Pedindo daí, que você me abençoe mãe

Mãe, minha mãe Maria, tento lhe trazer notícias minhas, e consigo vir com o meu avô Sebastião e minha avó Maria Mantina, que me ajudam a escrever para você. Sei a quantas penas você tem vivido, e você saiba que estas notícias, não só lhe acalmarão o coração de mãe, como me aliviará o coração também. Que bom mesmo que a minha mãe tenha conseguido vir até este ambiente que faz renascer as nossas esperanças.
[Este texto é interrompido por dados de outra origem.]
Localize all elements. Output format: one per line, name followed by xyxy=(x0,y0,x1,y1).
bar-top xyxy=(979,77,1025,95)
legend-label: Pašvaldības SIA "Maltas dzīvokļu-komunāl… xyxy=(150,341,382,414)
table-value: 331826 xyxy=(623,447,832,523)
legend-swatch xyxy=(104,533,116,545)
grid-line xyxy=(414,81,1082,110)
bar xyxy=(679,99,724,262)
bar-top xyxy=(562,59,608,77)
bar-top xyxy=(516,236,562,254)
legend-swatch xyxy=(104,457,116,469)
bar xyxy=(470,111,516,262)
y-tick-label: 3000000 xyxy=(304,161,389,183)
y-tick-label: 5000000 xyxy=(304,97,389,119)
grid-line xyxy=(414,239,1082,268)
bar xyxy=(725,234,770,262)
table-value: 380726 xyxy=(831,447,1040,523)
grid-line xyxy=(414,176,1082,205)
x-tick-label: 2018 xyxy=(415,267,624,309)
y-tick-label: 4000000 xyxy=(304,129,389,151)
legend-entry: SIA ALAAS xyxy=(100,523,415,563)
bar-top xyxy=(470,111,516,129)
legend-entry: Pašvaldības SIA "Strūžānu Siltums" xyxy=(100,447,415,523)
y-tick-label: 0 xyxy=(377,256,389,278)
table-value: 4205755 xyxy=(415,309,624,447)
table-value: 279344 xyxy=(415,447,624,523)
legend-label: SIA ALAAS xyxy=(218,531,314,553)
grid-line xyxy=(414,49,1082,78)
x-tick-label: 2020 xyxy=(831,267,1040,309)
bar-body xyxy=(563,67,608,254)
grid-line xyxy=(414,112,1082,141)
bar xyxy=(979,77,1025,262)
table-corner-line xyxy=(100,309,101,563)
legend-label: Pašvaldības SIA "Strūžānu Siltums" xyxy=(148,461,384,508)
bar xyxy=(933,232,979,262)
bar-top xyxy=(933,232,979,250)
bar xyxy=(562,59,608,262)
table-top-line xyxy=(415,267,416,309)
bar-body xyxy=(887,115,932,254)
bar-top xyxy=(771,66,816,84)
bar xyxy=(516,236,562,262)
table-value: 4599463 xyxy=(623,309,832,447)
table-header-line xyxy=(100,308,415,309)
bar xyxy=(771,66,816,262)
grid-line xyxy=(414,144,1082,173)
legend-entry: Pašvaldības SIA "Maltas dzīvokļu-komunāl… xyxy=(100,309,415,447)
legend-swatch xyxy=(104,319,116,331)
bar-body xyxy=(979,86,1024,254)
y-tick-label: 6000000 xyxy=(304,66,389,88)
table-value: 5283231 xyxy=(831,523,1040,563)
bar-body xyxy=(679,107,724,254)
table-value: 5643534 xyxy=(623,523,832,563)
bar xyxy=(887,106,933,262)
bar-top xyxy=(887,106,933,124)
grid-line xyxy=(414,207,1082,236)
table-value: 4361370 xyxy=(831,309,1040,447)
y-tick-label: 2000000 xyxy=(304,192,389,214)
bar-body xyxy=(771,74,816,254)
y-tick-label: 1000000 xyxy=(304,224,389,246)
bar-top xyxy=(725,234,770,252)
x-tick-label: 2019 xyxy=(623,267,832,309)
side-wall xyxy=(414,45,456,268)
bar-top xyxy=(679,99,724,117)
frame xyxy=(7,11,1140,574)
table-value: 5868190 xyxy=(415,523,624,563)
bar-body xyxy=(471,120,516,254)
Vó Maria Mantina, segure minhas mãos e vou me soltando no recado que lhe trago. Sou eu, seu filho aqui, que curtia o funk com os amigos, estou tentando mãe, a cada dia esquecer o que me fizeram após o meu lazer com amigos. Só depois aqui eu fui saber, “na real” o porquê da emboscada que fizeram comigo.

O ciúme, é mesmo como um pavio, que pode estourar a qualquer momento. Como a gente irá prever o que se passa na cabeça das pessoas? Com o auxílio da vó Maria Mantina que eu pude me acalmar e mudar o pensamento pelo menos, não ficar ligado com esses corações loucos e que agem na violência. Não foi fácil vencer, mãe, a mágoa e a tristeza que me vinham com a imagem da saída do meu lazer junto com os amigos, e lá fora estavam me esperando. Eu não tive como me defender e sair da emboscada. Confesso que eu não criei qualquer situação assim que viesse intencionalmente a gerar um conflito de ciúmes, com o cumprimento que fiz a determinada jovem. Na moral mãe, você sabe que eu era muito na minha, mas as “saideiras” é um jogo imprevisível, de reações dos “manos” que ficam aloprados com o álcool na cabeça e muito mais. Mas não me mataram e pensam assim com a cabeça dura voltada para ver só as coisas materiais. Estou aqui na boa pedindo para mãe, que juntos precisamos virar esta página e curtir muito as lembranças dos nossos corações em família. E beijo forte às minhas irmãs, a Cris, a Elaine, com toda força do irmão que sente tanta saudade. E é punk tudo aqui.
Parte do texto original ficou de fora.